Clinical knowledge base curated and reviewed by GastroAGI TeamLast updated July 1, 2026

Quick Answer

Introduction: Endoscopic ultrasound-guided fine-needle biopsy (EUS-FNB) is the standard technique for diagnosing solid pancreatic lesions. Traditionally, biopsy specimens are processed for cytology, often requiring on-site cytopathology support.


Introduction:

Endoscopic ultrasound-guided fine-needle biopsy (EUS-FNB) is the standard technique for diagnosing solid pancreatic lesions. Traditionally, biopsy specimens are processed for cytology, often requiring on-site cytopathology support. This multicenter prospective study evaluated whether directly placing FNB tissue in formalin for histopathology could provide comparable diagnostic performance.

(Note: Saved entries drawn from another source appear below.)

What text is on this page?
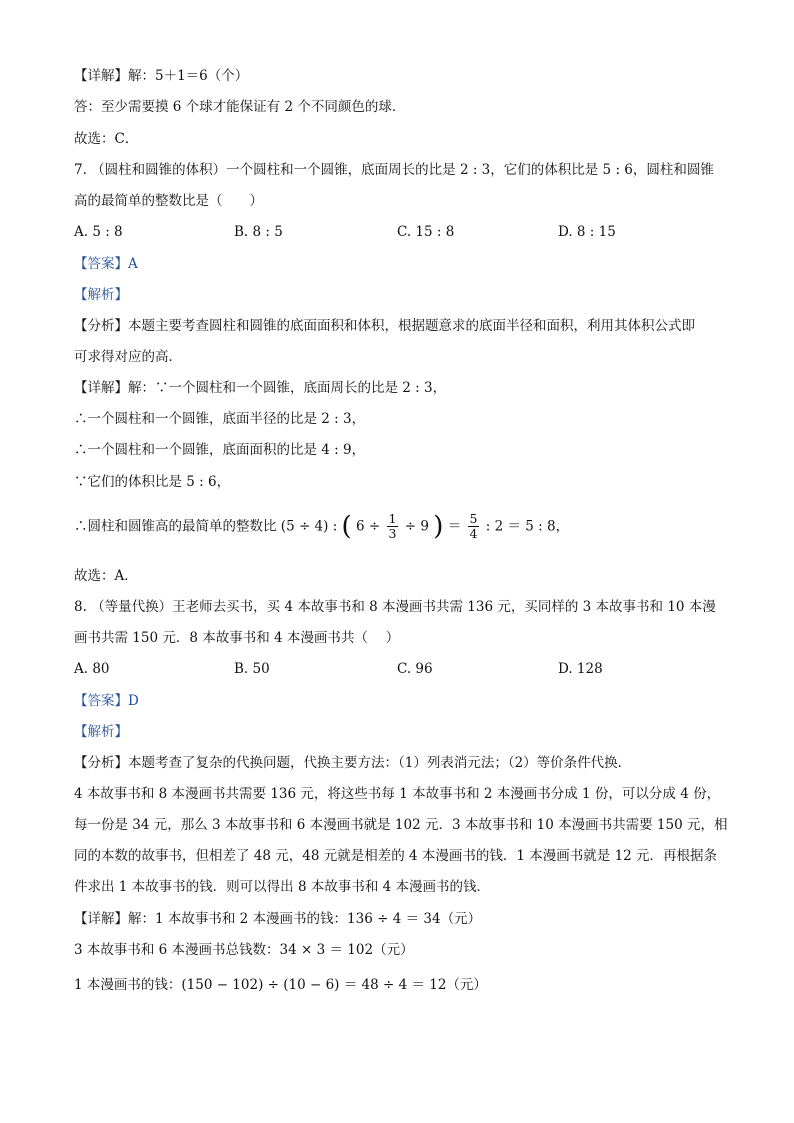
【详解】解：5＋1＝6（个）
答：至少需要摸 6 个球才能保证有 2 个不同颜色的球．
故选：C．
7. （圆柱和圆锥的体积）一个圆柱和一个圆锥，底面周长的比是 2 : 3，它们的体积比是 5 : 6，圆柱和圆锥
高的最简单的整数比是（　　）
A. 5 : 8	B. 8 : 5	C. 15 : 8	D. 8 : 15
【答案】A
【解析】
【分析】本题主要考查圆柱和圆锥的底面面积和体积，根据题意求的底面半径和面积，利用其体积公式即
可求得对应的高．
【详解】解：∵一个圆柱和一个圆锥，底面周长的比是 2 : 3，
∴一个圆柱和一个圆锥，底面半径的比是 2 : 3，
∴一个圆柱和一个圆锥，底面面积的比是 4 : 9，
∵它们的体积比是 5 : 6，
∴圆柱和圆锥高的最简单的整数比 (5 ÷ 4) : ( $6 \div \frac{1}{3} \div 9$ ) ＝ $\frac{5}{4}$ : 2 ＝ 5 : 8，
故选：A．
8. （等量代换）王老师去买书，买 4 本故事书和 8 本漫画书共需 136 元，买同样的 3 本故事书和 10 本漫
画书共需 150 元．8 本故事书和 4 本漫画书共（　 ）
A. 80	B. 50	C. 96	D. 128
【答案】D
【解析】
【分析】本题考查了复杂的代换问题，代换主要方法：（1）列表消元法；（2）等价条件代换．
4 本故事书和 8 本漫画书共需要 136 元，将这些书每 1 本故事书和 2 本漫画书分成 1 份，可以分成 4 份，
每一份是 34 元，那么 3 本故事书和 6 本漫画书就是 102 元．3 本故事书和 10 本漫画书共需要 150 元，相
同的本数的故事书，但相差了 48 元，48 元就是相差的 4 本漫画书的钱．1 本漫画书就是 12 元．再根据条
件求出 1 本故事书的钱．则可以得出 8 本故事书和 4 本漫画书的钱．
【详解】解：1 本故事书和 2 本漫画书的钱：136 ÷ 4 ＝ 34（元）
3 本故事书和 6 本漫画书总钱数：34 × 3 ＝ 102（元）
1 本漫画书的钱：(150 − 102) ÷ (10 − 6) ＝ 48 ÷ 4 ＝ 12（元）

Why was this study needed?

  • Many centers lack rapid on-site cytopathology (ROSE) or dedicated cytopathologists.
  • Histopathology may better preserve tissue architecture for diagnosis and ancillary testing.
  • The optimal processing method for EUS-FNB specimens remains uncertain.
  • Simplifying specimen handling could improve workflow and reduce procedure time.
  • Prospective data comparing histopathology with conventional cytology are limited.

Results:

  • Histopathologic evaluation of EUS-FNB specimens achieved diagnostic accuracy comparable to conventional cytology for solid pancreatic lesions.
  • Histopathology required fewer needle passes, potentially reducing procedure time and improving efficiency.
  • With macroscopic on-site evaluation (MOSE), all histopathology specimens were adequate for analysis, supporting its reliability even without on-site cytopathologists.

Clinical Impact:

This study supports direct formalin submission of EUS-FNB specimens for histopathology as a practical alternative to cytology, particularly in centers without ROSE or cytopathology services. It may simplify specimen processing while maintaining excellent diagnostic performance.

Bottom Line:

Histopathology with MOSE is a reliable alternative to cytology for EUS-FNB of solid pancreatic lesions. It provides comparable diagnostic accuracy with fewer needle passes, making it an attractive approach for routine clinical practice, especially in resource-limited settings.